La réalisation semble dater de la période évoquée, en beaucoup moins bien que les films de l'époque. Quelle déception ! Comédiens, décor, costumes, tout est compassé et sonne faux. Pas une once d'émotion. Je laisse une petite étoile pour le suspense, non pas qu'il m'ait fait frémir, mais il y a quelques rebondissements - assez maladroits - et l'issue reste incertaine tout du long.
Un mélodrame romanesque au cœur du Japon lors de la Seconde Guerre mondiale, visuellement très élégant et intrigant, mais moins emballant dans la seconde partie. 3,25
Hamagushi, relève du cinéma japonais s associe à son maître kurosawa pour une évocation d un drame historique situé pendant 2ème guerre mondiale. Le cinéaste filmé classiquement ce récit écrit par son élève, l interprétation certes juste manque tout de même d éclat, reste un scénario intéressant, un peu long à démarrer, un peu confus dans la première partie mais gagnant en intensité par la suite. Si les deux hommes ont fait mieux chacun de leur côté, leur film commun ne manque pas d intérêt.

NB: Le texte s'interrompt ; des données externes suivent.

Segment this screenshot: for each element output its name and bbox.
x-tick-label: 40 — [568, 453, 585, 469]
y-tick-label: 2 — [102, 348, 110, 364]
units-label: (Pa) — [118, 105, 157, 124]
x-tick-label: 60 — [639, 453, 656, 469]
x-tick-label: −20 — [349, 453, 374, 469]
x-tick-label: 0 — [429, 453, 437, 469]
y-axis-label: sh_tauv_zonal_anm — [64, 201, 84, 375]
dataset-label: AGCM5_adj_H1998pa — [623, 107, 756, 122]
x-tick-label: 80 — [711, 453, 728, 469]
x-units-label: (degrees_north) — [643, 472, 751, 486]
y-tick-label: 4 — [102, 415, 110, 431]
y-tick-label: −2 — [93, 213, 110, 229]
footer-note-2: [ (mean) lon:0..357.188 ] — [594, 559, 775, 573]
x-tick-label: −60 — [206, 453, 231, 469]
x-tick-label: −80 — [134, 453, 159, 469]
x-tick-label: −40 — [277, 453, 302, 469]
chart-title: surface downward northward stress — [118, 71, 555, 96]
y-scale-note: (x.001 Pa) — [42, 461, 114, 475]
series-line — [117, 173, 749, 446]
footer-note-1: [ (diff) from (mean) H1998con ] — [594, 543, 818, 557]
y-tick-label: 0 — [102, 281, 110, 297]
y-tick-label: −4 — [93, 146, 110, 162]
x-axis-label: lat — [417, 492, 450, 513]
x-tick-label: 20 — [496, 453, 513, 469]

À la veille de la guerre (1941), le conflit mondial se concentre dans l’histoire tendue et bouleversante d’un couple, remarquablement interprété, qui du doute conjugal va passer à l’engagement résistant contre les horreurs du régime. Dans un décor splendidement filmé, dans une ambiance un peu fantatstique, l’histoire aussi complexe que les rapports conjugaux va se tendre vers son issue forcément dramatique. C’est une facette du Japon en guerre originale et qui captive. Le portrait de l’héroïne qui se bat entre amour et idéalisme est particulièrement fort.
Le réalisateur japonais Kiyoshi Kurosawa évoque le sort d’un couple dont le destin contrarié va être lié au conflit mondial au sein d’un récit d’espionnage feutré tout en ambivalence. La réalisation dont la sobriété sert d’écrin à une photographie soignée mettant en lumière deux protagonistes se lançant dans un jeu de manipulation et de trahison qui sont brillamment interprétés par deux acteurs à la justesse remarquable.